Bazı insanlar bu tür sağlık problemlerine kalıtımsal olarak ailelerinden de alabilirler. Genlere bağlı olan bu tür davranışlar yanlış düşünme ve yanlış öğrenmenin sonucu da olabilir. Örneğin ileride yaşanabilecek panik ataklardan korkma durumu kişinin normal psikolojik dengesini de bozabilir. Psikolojik olarak sağlıklı bir insan sıcak birgünde terlediğinde veya hoşlandığı bir insan odaya girdiğinde kalp atışları arttığında doğal olarak paniklemez. Ancak strese bağlı rahatsızlığı olan bir insan bu tür fizyolojik değişimleri aşırı heyecanla karşılar. Araştırmacıların bulduğu strese bağlı rahatsızlıkları oluşturabilecek diğer etkenlerin arasında sevilen birinin ölmesi, boşanmak, yaşanılan şehri değiştirmek veya yeni bir okula başlamak da bulunmaktadır.

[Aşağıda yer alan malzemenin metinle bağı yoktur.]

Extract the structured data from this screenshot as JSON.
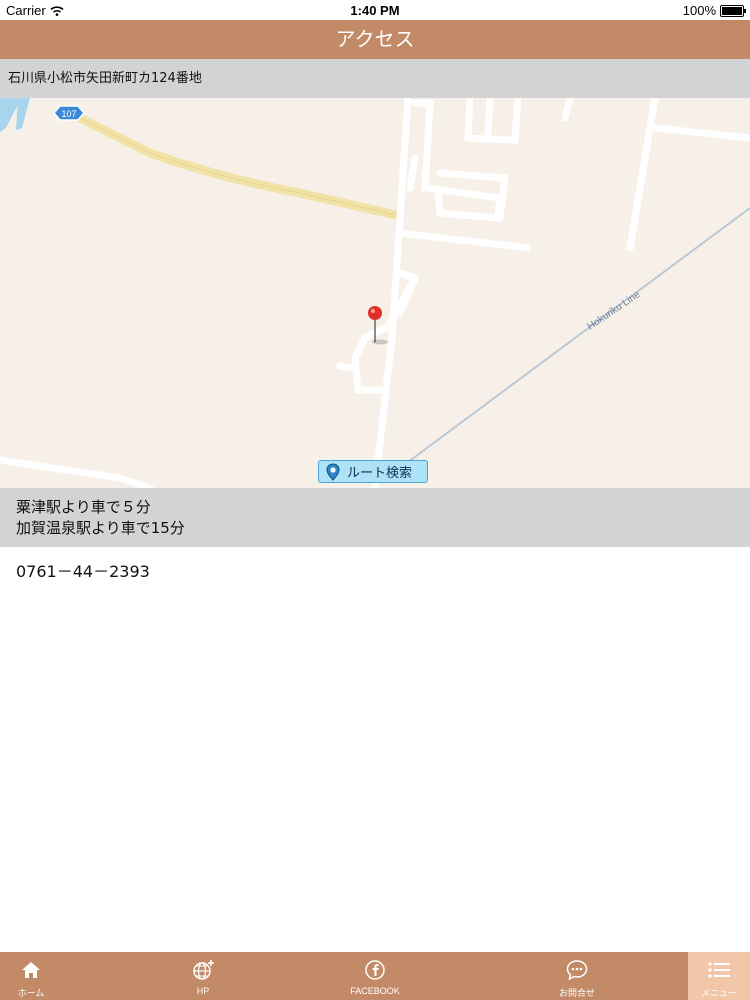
{
  "status_bar": {
    "carrier": "Carrier",
    "time": "1:40 PM",
    "battery": "100%"
  },
  "nav": {
    "title": "アクセス"
  },
  "address": "石川県小松市矢田新町カ124番地",
  "map": {
    "road_number": "107",
    "railway_label": "Hokuriku Line",
    "route_button": "ルート検索"
  },
  "directions": {
    "line1": "粟津駅より車で５分",
    "line2": "加賀温泉駅より車で15分"
  },
  "phone": "0761－44－2393",
  "tabs": [
    {
      "label": "ホーム",
      "icon": "home-icon"
    },
    {
      "label": "HP",
      "icon": "globe-icon"
    },
    {
      "label": "FACEBOOK",
      "icon": "facebook-icon"
    },
    {
      "label": "お問合せ",
      "icon": "chat-bubble-icon"
    },
    {
      "label": "メニュー",
      "icon": "menu-list-icon"
    }
  ],
  "colors": {
    "brand": "#c28a67",
    "active_tab": "#f2c6a9",
    "gray_band": "#d3d3d6",
    "map_bg": "#f7f0e8"
  }
}
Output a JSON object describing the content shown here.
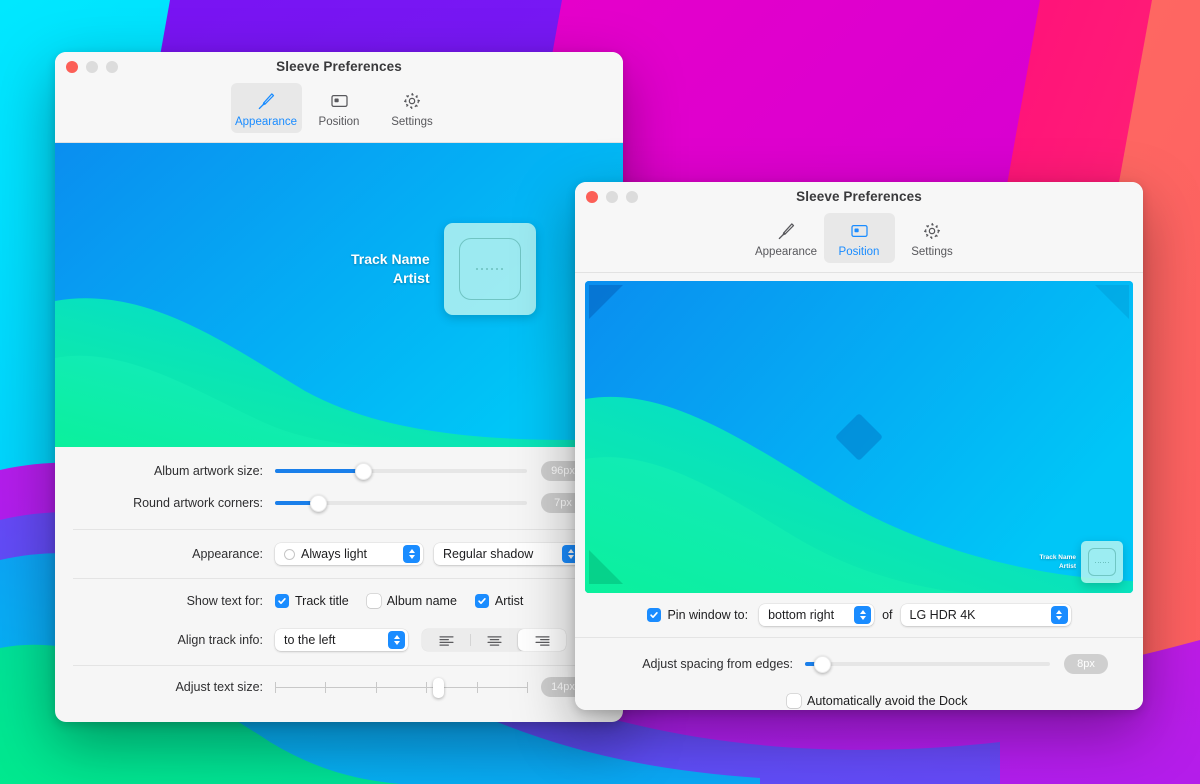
{
  "wallpaper": {
    "name": "macos-big-sur-colorful-bands",
    "colors": [
      "#00d9f5",
      "#00b6f0",
      "#7a17f0",
      "#6a2bf5",
      "#e100c8",
      "#ff0f8a",
      "#fd5f5f",
      "#00e59a",
      "#16e39a"
    ]
  },
  "window_appearance": {
    "title": "Sleeve Preferences",
    "traffic_lights": [
      "close",
      "minimize",
      "zoom"
    ],
    "tabs": [
      {
        "id": "appearance",
        "label": "Appearance",
        "icon": "paintbrush-icon",
        "active": true
      },
      {
        "id": "position",
        "label": "Position",
        "icon": "display-icon",
        "active": false
      },
      {
        "id": "settings",
        "label": "Settings",
        "icon": "gear-icon",
        "active": false
      }
    ],
    "preview": {
      "track_name": "Track Name",
      "artist": "Artist"
    },
    "rows": {
      "artwork_size": {
        "label": "Album artwork size:",
        "value": "96px",
        "fill_percent": 35
      },
      "corner_radius": {
        "label": "Round artwork corners:",
        "value": "7px",
        "fill_percent": 17
      },
      "appearance": {
        "label": "Appearance:",
        "mode_value": "Always light",
        "shadow_value": "Regular shadow"
      },
      "show_text_for": {
        "label": "Show text for:",
        "options": [
          {
            "label": "Track title",
            "checked": true
          },
          {
            "label": "Album name",
            "checked": false
          },
          {
            "label": "Artist",
            "checked": true
          }
        ]
      },
      "align_track_info": {
        "label": "Align track info:",
        "value": "to the left",
        "segments": [
          {
            "icon": "align-left-icon",
            "selected": false
          },
          {
            "icon": "align-center-icon",
            "selected": false
          },
          {
            "icon": "align-right-icon",
            "selected": true
          }
        ]
      },
      "text_size": {
        "label": "Adjust text size:",
        "value": "14px",
        "thumb_percent": 65,
        "tick_count": 6
      }
    }
  },
  "window_position": {
    "title": "Sleeve Preferences",
    "traffic_lights": [
      "close",
      "minimize",
      "zoom"
    ],
    "tabs": [
      {
        "id": "appearance",
        "label": "Appearance",
        "icon": "paintbrush-icon",
        "active": false
      },
      {
        "id": "position",
        "label": "Position",
        "icon": "display-icon",
        "active": true
      },
      {
        "id": "settings",
        "label": "Settings",
        "icon": "gear-icon",
        "active": false
      }
    ],
    "preview": {
      "track_name": "Track Name",
      "artist": "Artist",
      "corner_markers": [
        "top-left",
        "top-right",
        "bottom-left"
      ],
      "center_marker": "diamond"
    },
    "rows": {
      "pin_window": {
        "checkbox_label": "Pin window to:",
        "checked": true,
        "corner_value": "bottom right",
        "of_label": "of",
        "display_value": "LG HDR 4K"
      },
      "spacing": {
        "label": "Adjust spacing from edges:",
        "value": "8px",
        "fill_percent": 5
      },
      "avoid_dock": {
        "label": "Automatically avoid the Dock",
        "checked": false
      }
    }
  }
}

Tedavide ilaç tedavisine ek olarak psikoterapi şarttır. Kişi sosyal hayattan bağlarını koparmak üzeredir ve asosyal bir kişi olma yolunda hızla ilerliyor olabilir. Kişinin sosyalliğini kaybetmesi içe kapanıklıklığının artışına neden olur. Majör depresyon eğilimi artış gösterebilir. Mümkün olduğunca sosyal hayatını devam ettirebilmesi için yardımcı olmak gerekir.